In the 1990s and early 2000s, the big challenge was what to do with all the Languedoc wine that did not qualify for appellation status, much of it grown on the flatlands between the different appellation pockets or zones. While some, made primarily by large cooperative wineries, tasted decent and sometimes even quite good, much of it proved virtually impossible to sell. There was no market for it in France, where people were drinking less but better wine, nor in England, Scandinavia or the United States, where it would have to compete with more attractive wines coming from all over the world. This was the now infamous “wine lake,” gallons and gallons of simple, un-saleable, overwhelmingly red wine.

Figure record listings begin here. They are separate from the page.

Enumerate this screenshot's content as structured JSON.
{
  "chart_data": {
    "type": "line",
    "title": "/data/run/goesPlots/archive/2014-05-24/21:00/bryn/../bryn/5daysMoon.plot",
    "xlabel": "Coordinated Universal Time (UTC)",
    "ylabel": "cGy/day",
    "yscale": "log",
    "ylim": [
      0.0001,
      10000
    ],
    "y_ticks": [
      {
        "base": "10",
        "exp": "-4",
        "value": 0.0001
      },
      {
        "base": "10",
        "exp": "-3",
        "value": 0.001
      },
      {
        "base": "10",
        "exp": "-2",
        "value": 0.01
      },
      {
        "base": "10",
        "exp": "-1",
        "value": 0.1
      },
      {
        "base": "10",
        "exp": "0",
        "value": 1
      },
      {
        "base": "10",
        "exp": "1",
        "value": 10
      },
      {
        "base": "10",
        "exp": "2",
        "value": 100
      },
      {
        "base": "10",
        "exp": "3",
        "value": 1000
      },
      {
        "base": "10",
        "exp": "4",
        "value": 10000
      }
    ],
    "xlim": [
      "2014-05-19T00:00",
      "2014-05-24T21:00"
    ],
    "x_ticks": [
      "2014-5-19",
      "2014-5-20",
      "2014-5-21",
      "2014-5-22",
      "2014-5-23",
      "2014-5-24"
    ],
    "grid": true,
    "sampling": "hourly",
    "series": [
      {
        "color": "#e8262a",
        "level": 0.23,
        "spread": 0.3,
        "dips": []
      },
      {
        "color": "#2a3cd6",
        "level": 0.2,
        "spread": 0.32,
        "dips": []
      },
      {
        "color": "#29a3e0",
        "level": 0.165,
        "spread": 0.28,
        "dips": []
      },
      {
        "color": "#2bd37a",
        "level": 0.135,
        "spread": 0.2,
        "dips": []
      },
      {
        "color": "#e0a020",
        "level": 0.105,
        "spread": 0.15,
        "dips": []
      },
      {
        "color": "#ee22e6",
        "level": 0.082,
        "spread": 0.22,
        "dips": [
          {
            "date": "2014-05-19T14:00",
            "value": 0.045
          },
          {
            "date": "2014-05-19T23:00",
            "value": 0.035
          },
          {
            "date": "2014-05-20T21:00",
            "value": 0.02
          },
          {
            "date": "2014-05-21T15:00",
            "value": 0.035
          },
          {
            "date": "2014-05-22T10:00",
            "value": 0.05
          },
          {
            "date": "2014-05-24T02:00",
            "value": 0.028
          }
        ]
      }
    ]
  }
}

Over the past decade, aggressive policies from Paris and Brussels (home to the European Union) have helped reduce the lake somewhat. Growers and co-ops either have raised their ambitions or gone out of business. The big challenge today, then, is not so much an excess of ordinaire, but rather an absence of any sort of recognizable identity for many of the region’s best wines. The problem is that no one, not consumers or producers or even connoisseurs, really knows what an appellation Languedoc wine should taste like.
People certainly know, or are coming to know, what some specific Languedoc sub-appellation wines taste like. A red Pic-St-Loup likely will be tamer and less rugged than a red Corbières, while a white Picpoul de Pinet will taste lighter and livelier than a white Limoux. Since the grape varieties used in these are all different, and the distances between the vineyards quite extensive, this is not at all surprising. What is surprising, and again problematic, comes from the fact that pockets of appellation vineyards that can be identified only as Languedoc lie close to all of these. What if anything can or should distinguish them?

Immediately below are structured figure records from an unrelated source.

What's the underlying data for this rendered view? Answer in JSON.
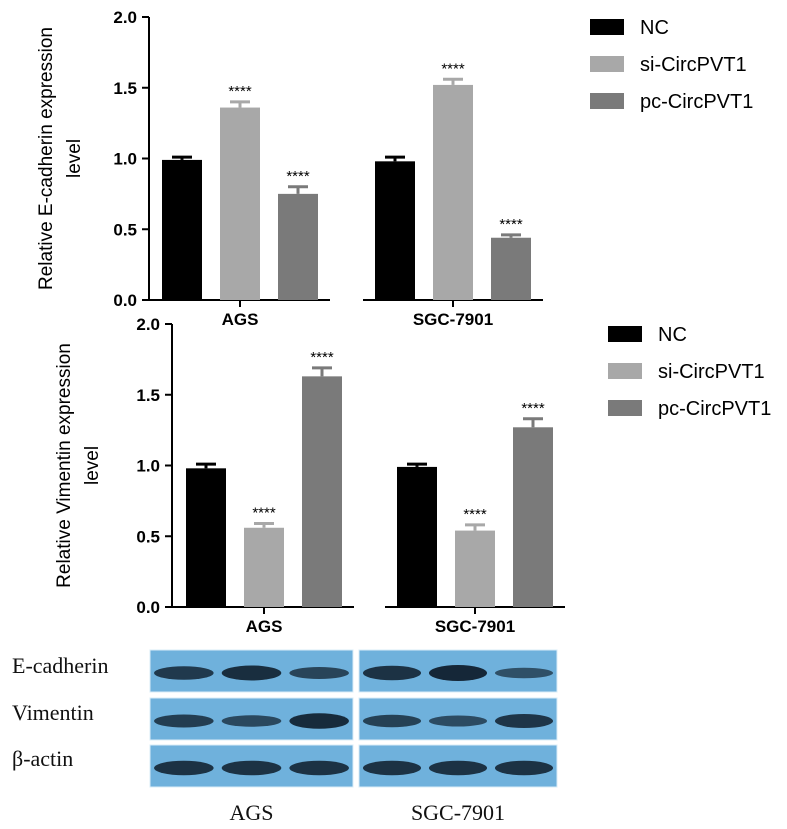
{
  "chart_data": [
    {
      "type": "bar",
      "ylabel": [
        "Relative E-cadherin expression",
        "level"
      ],
      "ylim": [
        0,
        2.0
      ],
      "yticks": [
        "0.0",
        "0.5",
        "1.0",
        "1.5",
        "2.0"
      ],
      "categories": [
        "AGS",
        "SGC-7901"
      ],
      "series": [
        {
          "name": "NC",
          "color": "#000000",
          "values": [
            0.99,
            0.98
          ],
          "errors": [
            0.02,
            0.03
          ],
          "marks": [
            "",
            ""
          ]
        },
        {
          "name": "si-CircPVT1",
          "color": "#a8a8a8",
          "values": [
            1.36,
            1.52
          ],
          "errors": [
            0.04,
            0.04
          ],
          "marks": [
            "****",
            "****"
          ]
        },
        {
          "name": "pc-CircPVT1",
          "color": "#7a7a7a",
          "values": [
            0.75,
            0.44
          ],
          "errors": [
            0.05,
            0.02
          ],
          "marks": [
            "****",
            "****"
          ]
        }
      ],
      "legend": "top-right"
    },
    {
      "type": "bar",
      "ylabel": [
        "Relative Vimentin expression",
        "level"
      ],
      "ylim": [
        0,
        2.0
      ],
      "yticks": [
        "0.0",
        "0.5",
        "1.0",
        "1.5",
        "2.0"
      ],
      "categories": [
        "AGS",
        "SGC-7901"
      ],
      "series": [
        {
          "name": "NC",
          "color": "#000000",
          "values": [
            0.98,
            0.99
          ],
          "errors": [
            0.03,
            0.02
          ],
          "marks": [
            "",
            ""
          ]
        },
        {
          "name": "si-CircPVT1",
          "color": "#a8a8a8",
          "values": [
            0.56,
            0.54
          ],
          "errors": [
            0.03,
            0.04
          ],
          "marks": [
            "****",
            "****"
          ]
        },
        {
          "name": "pc-CircPVT1",
          "color": "#7a7a7a",
          "values": [
            1.63,
            1.27
          ],
          "errors": [
            0.06,
            0.06
          ],
          "marks": [
            "****",
            "****"
          ]
        }
      ],
      "legend": "top-right"
    }
  ],
  "western_blot": {
    "rows": [
      "E-cadherin",
      "Vimentin",
      "β-actin"
    ],
    "groups": [
      "AGS",
      "SGC-7901"
    ],
    "band_intensity": [
      [
        0.75,
        0.9,
        0.6,
        0.85,
        1.0,
        0.45
      ],
      [
        0.7,
        0.55,
        0.95,
        0.65,
        0.5,
        0.8
      ],
      [
        0.85,
        0.85,
        0.85,
        0.85,
        0.85,
        0.85
      ]
    ],
    "background": "#6fb1dc",
    "band_color": "#10202e"
  }
}
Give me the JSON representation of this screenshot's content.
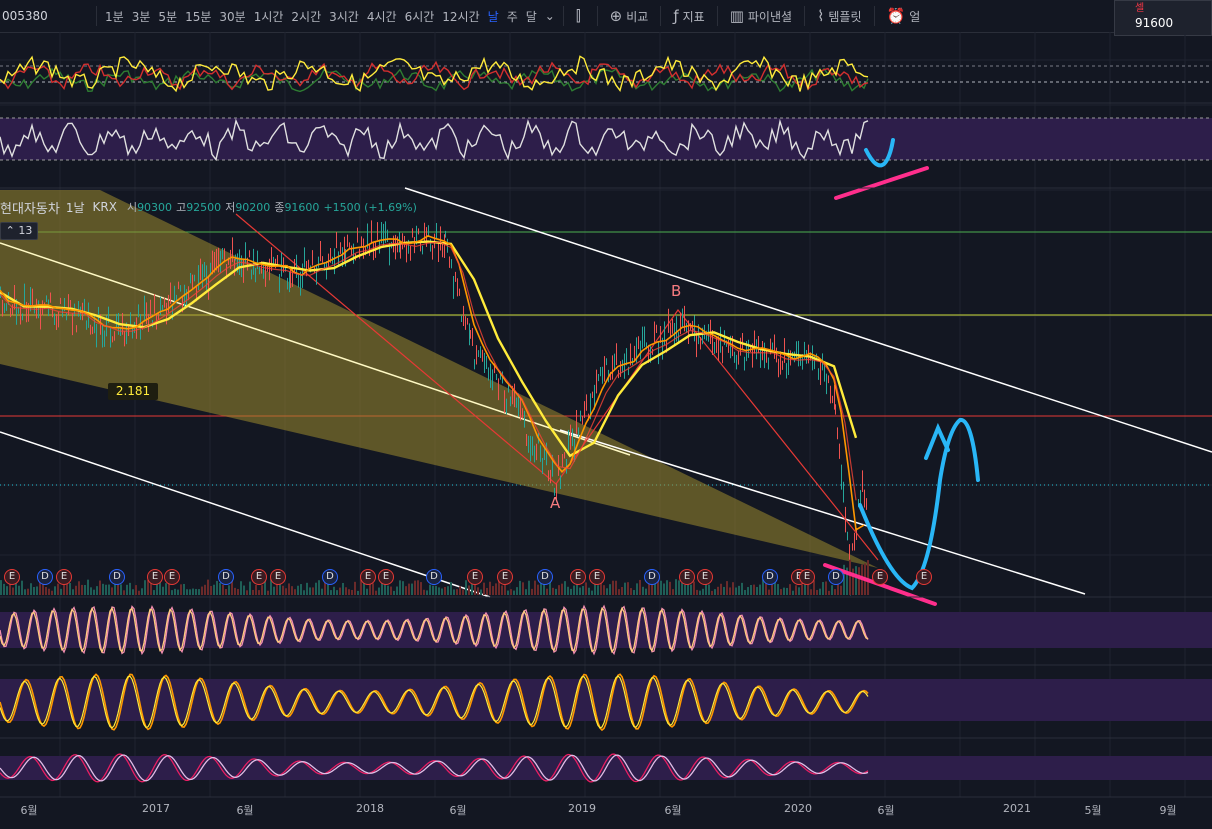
{
  "toolbar": {
    "symbol": "005380",
    "timeframes": [
      "1분",
      "3분",
      "5분",
      "15분",
      "30분",
      "1시간",
      "2시간",
      "3시간",
      "4시간",
      "6시간",
      "12시간",
      "날",
      "주",
      "달"
    ],
    "active_timeframe": "날",
    "chart_type_icon": "candlestick-icon",
    "compare_label": "비교",
    "indicators_label": "지표",
    "financials_label": "파이낸셜",
    "templates_label": "템플릿",
    "alert_label": "얼"
  },
  "price_badge": {
    "label": "셀",
    "value": "91600"
  },
  "legend": {
    "name": "현대자동차",
    "timeframe": "1날",
    "exchange": "KRX",
    "open_label": "시",
    "open": "90300",
    "high_label": "고",
    "high": "92500",
    "low_label": "저",
    "low": "90200",
    "close_label": "종",
    "close": "91600",
    "change": "+1500 (+1.69%)"
  },
  "indicator_count": "13",
  "fib_label": "2.181",
  "wave_labels": {
    "a": "A",
    "b": "B"
  },
  "events": [
    "E",
    "D",
    "E",
    "D",
    "E",
    "E",
    "D",
    "E",
    "E",
    "D",
    "E",
    "E",
    "D",
    "E",
    "E",
    "D",
    "E",
    "E",
    "D",
    "E",
    "E",
    "D",
    "E",
    "E",
    "D",
    "E",
    "E"
  ],
  "colors": {
    "background": "#131722",
    "candle_up": "#26a69a",
    "candle_down": "#ef5350",
    "ma_slow": "#ffeb3b",
    "ma_fast": "#ff9800",
    "ma_red": "#f44336",
    "fib_fill": "#9c8a2e",
    "channel": "#ffffff",
    "annotation_blue": "#29b6f6",
    "annotation_pink": "#ff2e8c",
    "band_purple": "#2d1e4a"
  },
  "chart_data": {
    "type": "candlestick",
    "x_ticks": [
      "6월",
      "2017",
      "6월",
      "2018",
      "6월",
      "2019",
      "6월",
      "2020",
      "6월",
      "2021",
      "5월",
      "9월"
    ],
    "price_series": {
      "dates": [
        "2016-05",
        "2016-08",
        "2016-11",
        "2017-02",
        "2017-05",
        "2017-08",
        "2017-11",
        "2018-02",
        "2018-05",
        "2018-08",
        "2018-10",
        "2018-11",
        "2019-02",
        "2019-05",
        "2019-07",
        "2019-10",
        "2020-01",
        "2020-02",
        "2020-03",
        "2020-04",
        "2020-05"
      ],
      "close": [
        144000,
        141000,
        136000,
        145000,
        156000,
        150000,
        158000,
        160000,
        159000,
        132000,
        118000,
        96000,
        124000,
        137000,
        132000,
        129000,
        128000,
        115000,
        72000,
        95000,
        91600
      ]
    },
    "last_price": 91600,
    "annotations": {
      "fib_extension": "2.181",
      "wave_points": [
        "A",
        "B"
      ],
      "forecast": "drop then sharp rebound"
    }
  }
}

If consumers cannot recognize these wines, they likely will not buy them. And if people do not buy Languedoc appellation wines, the wine like will get bigger rather than smaller, people will be forced out of business, and the region as a whole will lose whatever stature it enjoys on wine’s world stage. “We are 30 years old and still as fresh and young as ever,” says Jean-Philippe Granier, the appellation’s technical director. Of course, another word for fresh and young is immature, and to my mind immaturity is exactly what Monsieur Granier’s comments suggest.
The good news is that the past three decades thirty years have proved that some spectacular wines can come from the Languedoc. The bad news is that the appellation quite clearly remains too big and too diverse for its own good. Southern French growers and vignerons have a long history of blaming bureaucracies for their problems, but in this case the bureaucrats were was simply doing what the growers and vignerons said they wanted–granting them appellation status even though the appellation had no geographic or cultural viability. That appellation is 30 years old now, but it’s still nowhere near grown-up.